Data from 38 patients infected with COVID-19 from Hubei Province, China, found 12 individuals (31.6 percent) had ocular manifestations, including epiphora, conjunctival congestion, or chemosis, according to a report published by JAMA Ophthalmology.
The American Academy of Ophthalmology had earlier stated that some reports suggest “the virus can cause conjunctivitis and possibly be transmitted by aerosol contact with (the) conjunctiva.”
Now, a newly released study, this one by the Johns Hopkins University School of Medicine, has found eyes and surrounding tissue produce the enzyme ACE-2, making them a target for the virus.

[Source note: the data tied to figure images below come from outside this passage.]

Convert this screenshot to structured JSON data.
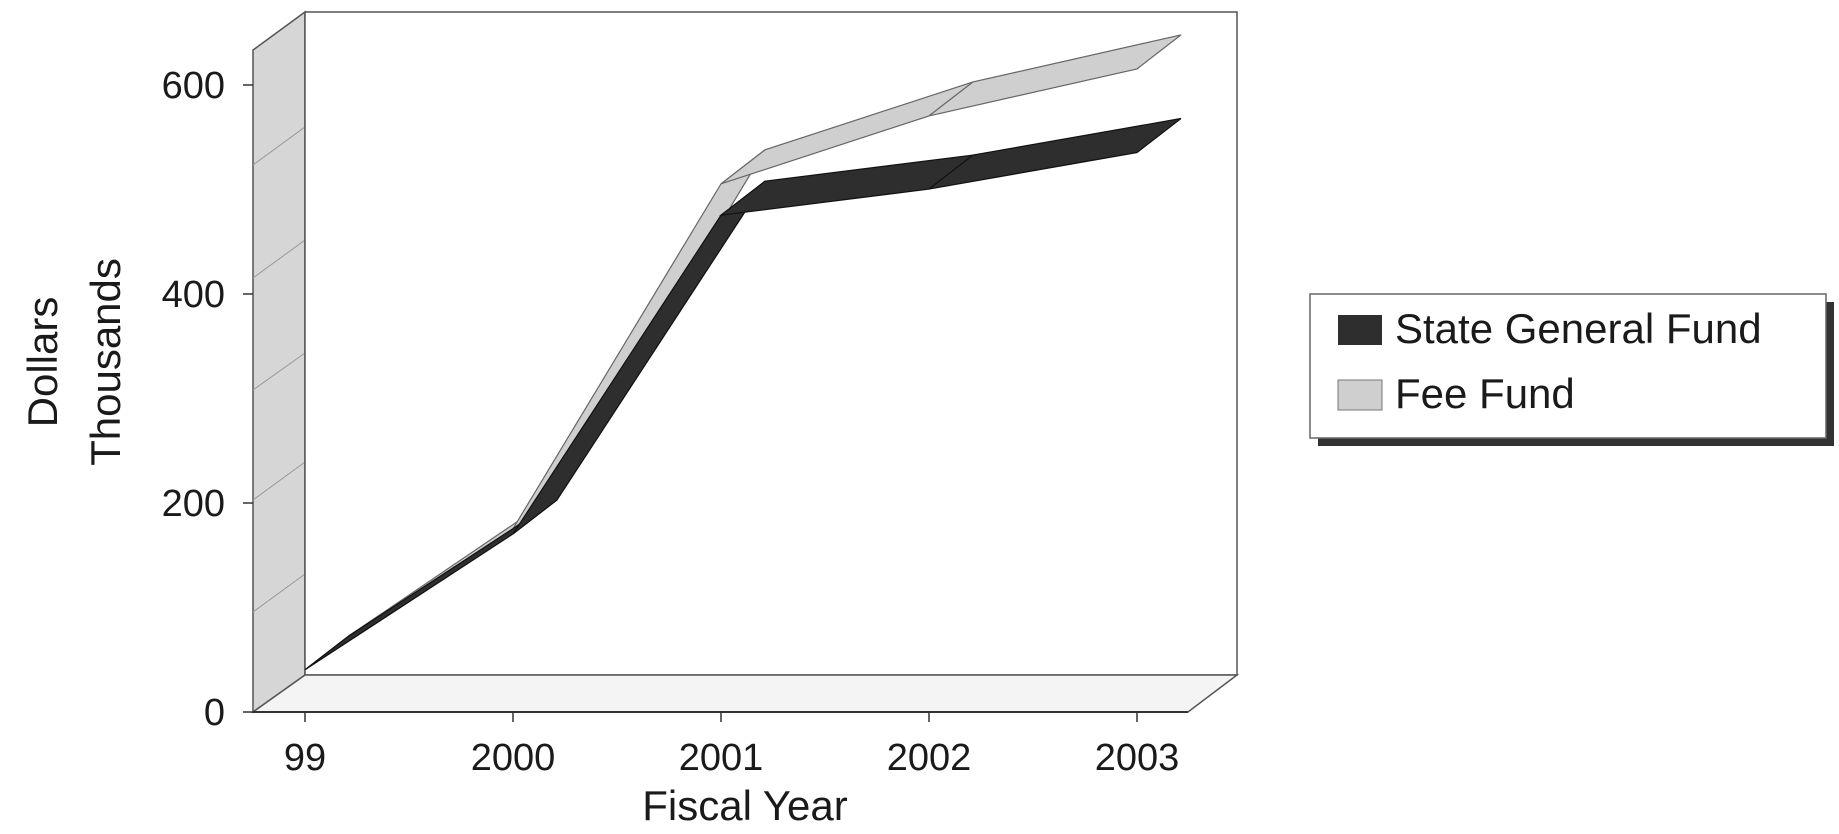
{
  "chart_data": {
    "type": "area",
    "style": "3d-ribbon",
    "title": "",
    "xlabel": "Fiscal Year",
    "ylabel": [
      "Dollars",
      "Thousands"
    ],
    "categories": [
      "99",
      "2000",
      "2001",
      "2002",
      "2003"
    ],
    "ylim": [
      0,
      600
    ],
    "yticks": [
      "0",
      "200",
      "400",
      "600"
    ],
    "grid": false,
    "legend_position": "right",
    "series": [
      {
        "name": "State General Fund",
        "values": [
          5,
          135,
          440,
          465,
          500
        ],
        "color": "#2e2e2e"
      },
      {
        "name": "Fee Fund",
        "values": [
          5,
          140,
          470,
          535,
          580
        ],
        "color": "#cfcfcf"
      }
    ]
  }
}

COVID-19 latches onto ACE-2 receptors, known as the "gateway" into cells inside body, meaning droplets from an infected person were to land on the eye, the virus could begin infiltrating cells there.
ACE-2 receptors are also found in the lungs and respiratory tract.

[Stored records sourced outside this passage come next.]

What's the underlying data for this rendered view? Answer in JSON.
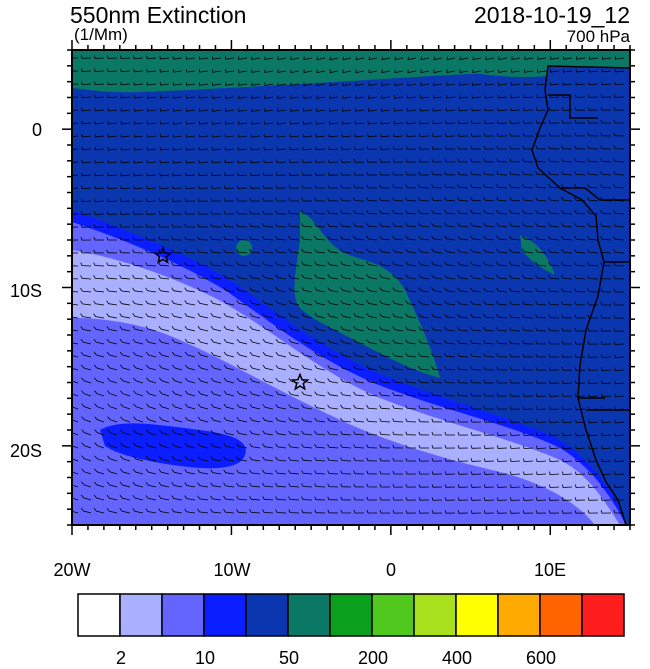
{
  "header": {
    "title": "550nm Extinction",
    "units": "(1/Mm)",
    "datetime": "2018-10-19_12",
    "level": "700 hPa"
  },
  "map": {
    "lat_ticks": [
      "0",
      "10S",
      "20S"
    ],
    "lon_ticks": [
      "20W",
      "10W",
      "0",
      "10E"
    ],
    "lat_range": [
      -25,
      5
    ],
    "lon_range": [
      -20,
      15
    ],
    "markers": [
      {
        "name": "star-marker",
        "lon": -14.3,
        "lat": -8.0
      },
      {
        "name": "star-marker",
        "lon": -5.7,
        "lat": -16.0
      }
    ]
  },
  "colorbar": {
    "colors": [
      "#ffffff",
      "#aab0ff",
      "#6464ff",
      "#0a1eff",
      "#0a37b0",
      "#0a7864",
      "#0aa01e",
      "#50c81e",
      "#aae11e",
      "#ffff00",
      "#ffaa00",
      "#ff6400",
      "#ff1e1e"
    ],
    "labels": [
      "2",
      "10",
      "50",
      "200",
      "400",
      "600"
    ]
  }
}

The Hopkins study also found that TMPRSS2, another enzyme that helps COVID-19 pass through blood vessels and pores is also present in eyes.
University of Hong Kong researchers also found that the eyes are an important route for COVID-19 to enter the body.
The findings reinforce advice to the public not to touch their eyes without thoroughly washing their hands first and could further demonstrate that it may be helpful to wear goggles or glasses as a preventive measure.